Marishka, conto de Dalton Trevisan

Conto do escritor Dalton Trevisan extraído do livro Desgracida.

O mundo é só Marishka. O resto? Supérfluo e trivial, nadinha de nada. Marishka habita no verde dos meus olhos. Sem preocupação de verossimilhança psicológica, coerência política ou prospecto financeiro. Sua eternidade é agora.

O mais belo espécime da face da terra. Hoje Marishka o que foram, a seu tempo, a voz rouca de Greta Garbo e os olhos putais de Ava Gardner. Sim, o esplendor das coxas de Cyd Charisse. Sozinha Marishka é a nova mitologia.

Das pedras que pisa Marishka nascem violetas e pavões. À sua passagem, vejam, ó incrédulos!, o despropósito de mil arco-íris no céu, inundações avassaladoras em todos os rios e lagos, cantiquinho de pintassilgo no peito dos monges santos do Tibet. Cegos para sempre pela sua nudez única.

Ei-la na marcha indócil de égua do Faraó Ramsés II, carro de fogo, nuvem calipígia de olhos dourados e saltinho agulha, sarça ardente abrasando as árvores do deserto.

Os versos de Sinhô (daí então dar-te eu irei / o beijo puro da catedral do amor) já celebram Marishka atemporal. Assim a alegria do teu canto desafinado no banheiro. E o deslumbre do menino míope com o primeiro óculo.

Bendito uísque ou droga que leva Marishka a se livrar do paletozinho e da saia, já sem sutiã e calcinha. Ri, careteia, grita, chora, geme, suspira, soluça, desfalece de paixão. Se é mentirosa compulsiva, pérfida e bandida, o que interessa?

O que vale é Marishka existir, foi tua por uma noite e para sempre, uma aventura edificante a ser contada aos netos. A lembrança da delicadíssima felação, oh, céus!, jardim de delícias que te faz aceitar jubiloso a morte por fuzilamento com direito a tiro de misericórdia na nuca.

A saudade furiosa do corpo de Marishka é a dor, o mesmo urro de dor que você deseja e pragueja, sim, ao teu pior inimigo.

Todas as mulheres, antes e depois de Marishka, se perdem na noite escura do esquecimento. Só me lembro do teu conjunto branco justo, o vestidinho amarelo, aquele outro azul. Ah, Marishka, esse velho roupão escarlate só valoriza as tuas imaculadas brancuras.

Imprevisível, ora a menina ingênua e santa, ora a velha puta de todos os vícios, o rosto já denuncia o álcool e a droga. E a voz rouca, sempre um tom mais baixo, você apura o ouvido para entender. Faz silencio por dentro a fim de escutá-la.

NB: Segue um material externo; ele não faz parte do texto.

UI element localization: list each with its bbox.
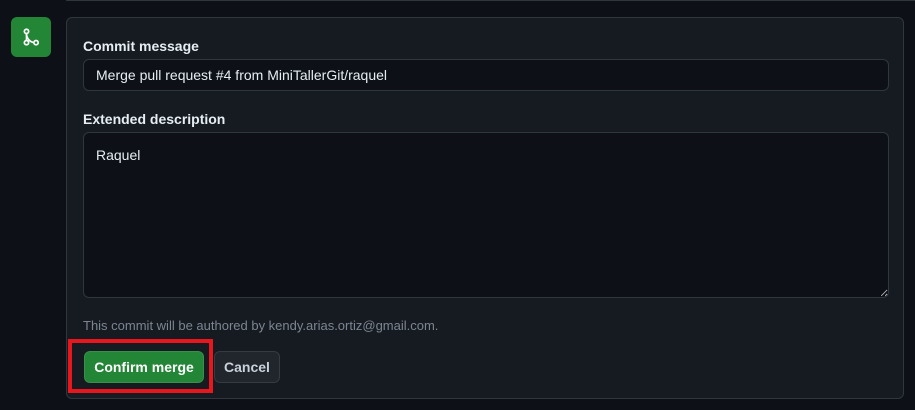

Minha orquídea branca e luxuriosa, na rendilhada lingerie preta, sem esquecer a liga roxa – essa alucinante nesga de coxa alvíssima lavada em sete águas.

Viva Marishka, acendendo um cigarro no outro, dançando nua na boate de lésbicas, sozinha na sua loucura – e a redenção do mundo pela graça de tamanha beleza imortal.

Marishka transcende o tempo. É um diálogo de Platão, broinha de fubá mimoso, um poema de Rilke, o coração da alcachofra, girassol de Van Gogh, o cantiquinho da corruíra, um conto de Tchecov, o som de uma só mão que bate palmas.

Ó fogosa Marishka! Ó querida e perdida Marishka! Ouça, por favor, onde estiver.

Atenda, ingrata, escute, desgracida, o meu pobre gazeio de amor.